The Starfish Story adapted from The Star Thrower by Loren Eiseley (1907 – 1977)

 

Once upon a time, there was a wise man who used to go to the ocean to do his writing. He had a habit of walking on the beach before he began his work. One day, as he was walking along the shore, he looked down the beach and saw a human figure moving like a dancer. He smiled to himself at the thought of someone who would dance to the day, and so, he walked faster to catch up.

As he got closer, he noticed that the figure was that of a young man, and that what he was doing was not dancing at all.

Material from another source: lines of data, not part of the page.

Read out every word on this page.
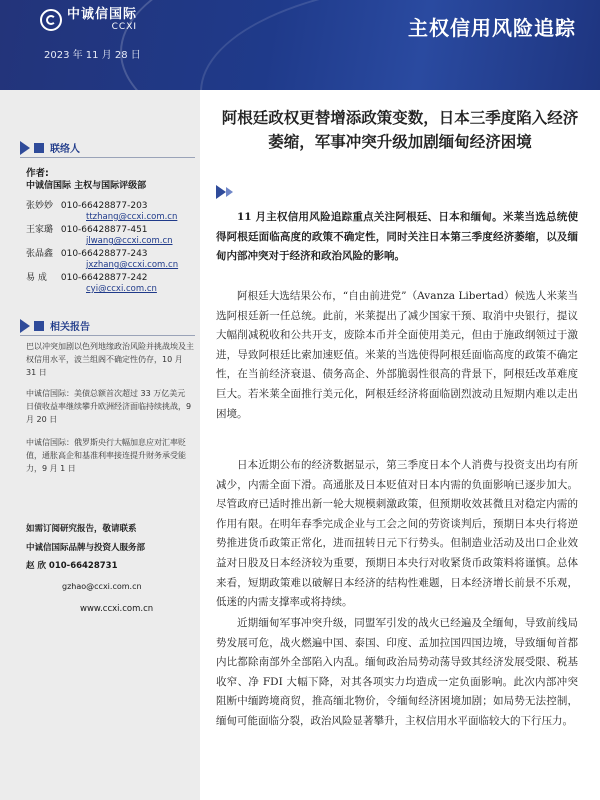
中诚信国际
CCXI
2023 年 11 月 28 日
主权信用风险追踪
联络人
作者:
中诚信国际 主权与国际评级部
张妙妙 010-66428877-203
ttzhang@ccxi.com.cn
王家璐 010-66428877-451
jlwang@ccxi.com.cn
张晶鑫 010-66428877-243
jxzhang@ccxi.com.cn
易 成 010-66428877-242
cyi@ccxi.com.cn
相关报告
巴以冲突加剧以色列地缘政治风险并挑战埃及主权信用水平，波兰组阁不确定性仍存，10 月 31 日
中诚信国际：美债总额首次超过 33 万亿美元 日债收益率继续攀升欧洲经济面临持续挑战，9 月 20 日
中诚信国际：俄罗斯央行大幅加息应对汇率贬值，通胀高企和基准利率接连提升财务承受能力，9 月 1 日
如需订阅研究报告，敬请联系
中诚信国际品牌与投资人服务部
赵 欣 010-66428731
gzhao@ccxi.com.cn
www.ccxi.com.cn
阿根廷政权更替增添政策变数，日本三季度陷入经济萎缩，军事冲突升级加剧缅甸经济困境
11 月主权信用风险追踪重点关注阿根廷、日本和缅甸。米莱当选总统使得阿根廷面临高度的政策不确定性，同时关注日本第三季度经济萎缩，以及缅甸内部冲突对于经济和政治风险的影响。
阿根廷大选结果公布，“自由前进党”（Avanza Libertad）候选人米莱当选阿根廷新一任总统。此前，米莱提出了减少国家干预、取消中央银行，提议大幅削减税收和公共开支，废除本币并全面使用美元，但由于施政纲领过于激进，导致阿根廷比索加速贬值。米莱的当选使得阿根廷面临高度的政策不确定性，在当前经济衰退、债务高企、外部脆弱性很高的背景下，阿根廷改革难度巨大。若米莱全面推行美元化，阿根廷经济将面临剧烈波动且短期内难以走出困境。
日本近期公布的经济数据显示，第三季度日本个人消费与投资支出均有所减少，内需全面下滑。高通胀及日本贬值对日本内需的负面影响已逐步加大。尽管政府已适时推出新一轮大规模刺激政策，但预期收效甚微且对稳定内需的作用有限。在明年春季完成企业与工会之间的劳资谈判后，预期日本央行将逆势推进货币政策正常化，进而扭转日元下行势头。但制造业活动及出口企业效益对日股及日本经济较为重要，预期日本央行对收紧货币政策料将谨慎。总体来看，短期政策难以破解日本经济的结构性难题，日本经济增长前景不乐观，低迷的内需支撑率或将持续。
近期缅甸军事冲突升级，同盟军引发的战火已经遍及全缅甸，导致前线局势发展可危，战火燃遍中国、泰国、印度、孟加拉国四国边境，导致缅甸首都内比都除南部外全部陷入内乱。缅甸政治局势动荡导致其经济发展受限、税基收窄、净 FDI 大幅下降，对其各项实力均造成一定负面影响。此次内部冲突阻断中缅跨境商贸，推高缅北物价，令缅甸经济困境加剧；如局势无法控制，缅甸可能面临分裂，政治风险显著攀升，主权信用水平面临较大的下行压力。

The young man was reaching down to the shore, picking up small objects, and throwing them into the ocean.

He came closer still and called out “Good morning! May I ask what it is that you are doing?”

The young man paused, looked up, and replied “Throwing starfish into the ocean.”

“I must ask, then, why are you throwing starfish into the ocean?” asked the somewhat startled wise man.

To this, the young man replied, “The sun is up and the tide is going out. If I don’t throw them in, they’ll die.”

Upon hearing this, the wise man commented, “But, young man, do you not realize that there are miles and miles of beach and there are starfish all along every mile? You can’t possibly make a difference!”

At this, the young man bent down, picked up yet another starfish, and threw it into the ocean. As it met the water, he said, “It made a difference for that one.”